Japanese banking authorities yesterday ordered J.P. Morgan Chase & Co, the second-largest US bank, to suspend business on its own account for 10 days from Monday, after finding it made illegal trades involving more than ¥6 billion (US$50 million) in exchangeable bonds two years ago.
The Tokyo office of JP Morgan Securities Asia conducted "a series of securities transactions intended to create artificial market prices" in January 2001, the Financial Services Agency (FSA) said in a statement.
Japan's Securities & Exchange Surveillance Commission (SESC), a securities watch-dog, said this week it recommended the FSA penalize the US firm.
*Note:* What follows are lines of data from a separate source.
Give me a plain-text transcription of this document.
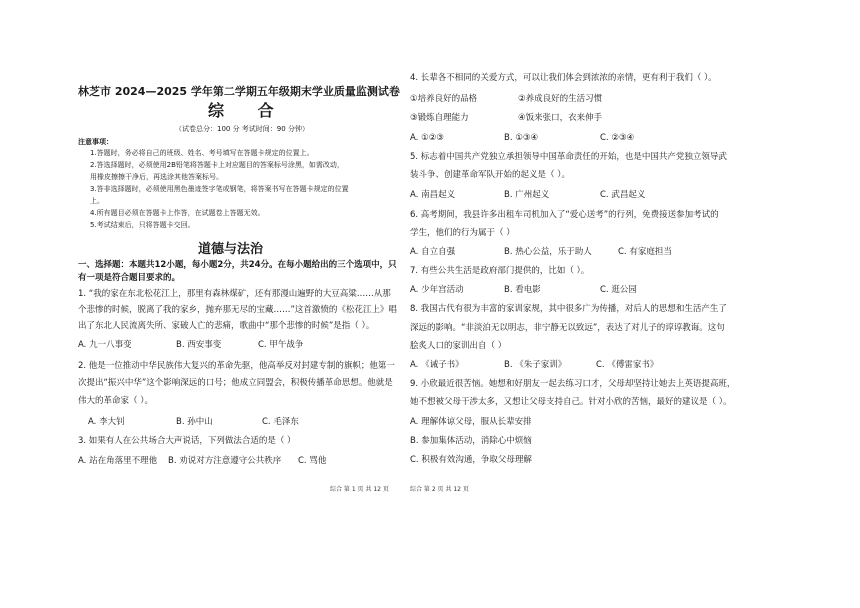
林芝市 2024—2025 学年第二学期五年级期末学业质量监测试卷
综 合
（试卷总分：100 分 考试时间：90 分钟）
注意事项：
1.答题时，务必将自己的班级、姓名、考号填写在答题卡规定的位置上。
2.答选择题时，必须使用2B铅笔将答题卡上对应题目的答案标号涂黑，如需改动，
用橡皮擦擦干净后，再选涂其他答案标号。
3.答非选择题时，必须使用黑色墨迹签字笔或钢笔，将答案书写在答题卡规定的位置
上。
4.所有题目必须在答题卡上作答，在试题卷上答题无效。
5.考试结束后，只将答题卡交回。
道德与法治
一、选择题：本题共12小题，每小题2分，共24分。在每小题给出的三个选项中，只
有一项是符合题目要求的。
1. “我的家在东北松花江上，那里有森林煤矿，还有那漫山遍野的大豆高粱……从那
个悲惨的时候，脱离了我的家乡，抛弃那无尽的宝藏……”这首激愤的《松花江上》唱
出了东北人民流离失所、家破人亡的悲痛，歌曲中“那个悲惨的时候”是指（ ）。
A. 九一八事变	B. 西安事变	C. 甲午战争
2. 他是一位推动中华民族伟大复兴的革命先驱，他高举反对封建专制的旗帜；他第一
次提出“振兴中华”这个影响深远的口号；他成立同盟会，积极传播革命思想。他就是
伟大的革命家（ ）。
A. 李大钊	B. 孙中山	C. 毛泽东
3. 如果有人在公共场合大声说话，下列做法合适的是（ ）
A. 站在角落里不理他 B. 劝说对方注意遵守公共秩序 C. 骂他
综合 第 1 页 共 12 页
4. 长辈各不相同的关爱方式，可以让我们体会到浓浓的亲情，更有利于我们（ ）。
①培养良好的品格	②养成良好的生活习惯
③锻炼自理能力	④饭来张口，衣来伸手
A. ①②③	B. ①③④	C. ②③④
5. 标志着中国共产党独立承担领导中国革命责任的开始，也是中国共产党独立领导武
装斗争、创建革命军队开始的起义是（ ）。
A. 南昌起义	B. 广州起义	C. 武昌起义
6. 高考期间，我县许多出租车司机加入了“爱心送考”的行列，免费接送参加考试的
学生，他们的行为属于（ ）
A. 自立自强	B. 热心公益，乐于助人	C. 有家庭担当
7. 有些公共生活是政府部门提供的，比如（ ）。
A. 少年宫活动	B. 看电影	C. 逛公园
8. 我国古代有很为丰富的家训家规，其中很多广为传播，对后人的思想和生活产生了
深远的影响。“非淡泊无以明志，非宁静无以致远”，表达了对儿子的谆谆教诲。这句
脍炙人口的家训出自（ ）
A. 《诫子书》	B. 《朱子家训》	C. 《傅雷家书》
9. 小欣最近很苦恼。她想和好朋友一起去练习口才，父母却坚持让她去上英语提高班，
她不想被父母干涉太多，又想让父母支持自己。针对小欣的苦恼，最好的建议是（ ）。
A. 理解体谅父母，服从长辈安排
B. 参加集体活动，消除心中烦恼
C. 积极有效沟通，争取父母理解
综合 第 2 页 共 12 页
The two regulators began inspecting J.P. Morgan in November.
The FSA also ordered the firm to strengthen its internal control system and ensure strict compliance by its employees.
JP Morgan was accused of placing an inordinate amount of sell orders on a share to push the price below a ¥797 threshold which would allow it to convert bonds it had issued to clients into shares.
Buying the shares later to fulfill the bond redemption was preferred to paying cash to the bondholders because the share price was declining.
The trader issued 1.6 million sell orders on the share with two minutes left before the market closed, far above the 100,000 shares traded daily, the SESC said, succeeding in dropping the price below the cutoff.
JP Morgan responded in a statement: "We take this matter extremely seriously and intend to further strengthen our internal control system implementing additional measures to prevent recurrence of this incident."
Japanese securities regulators have been tightening scrutiny of brokerages to reassure investors that markets in Japan operate fairly and transparently.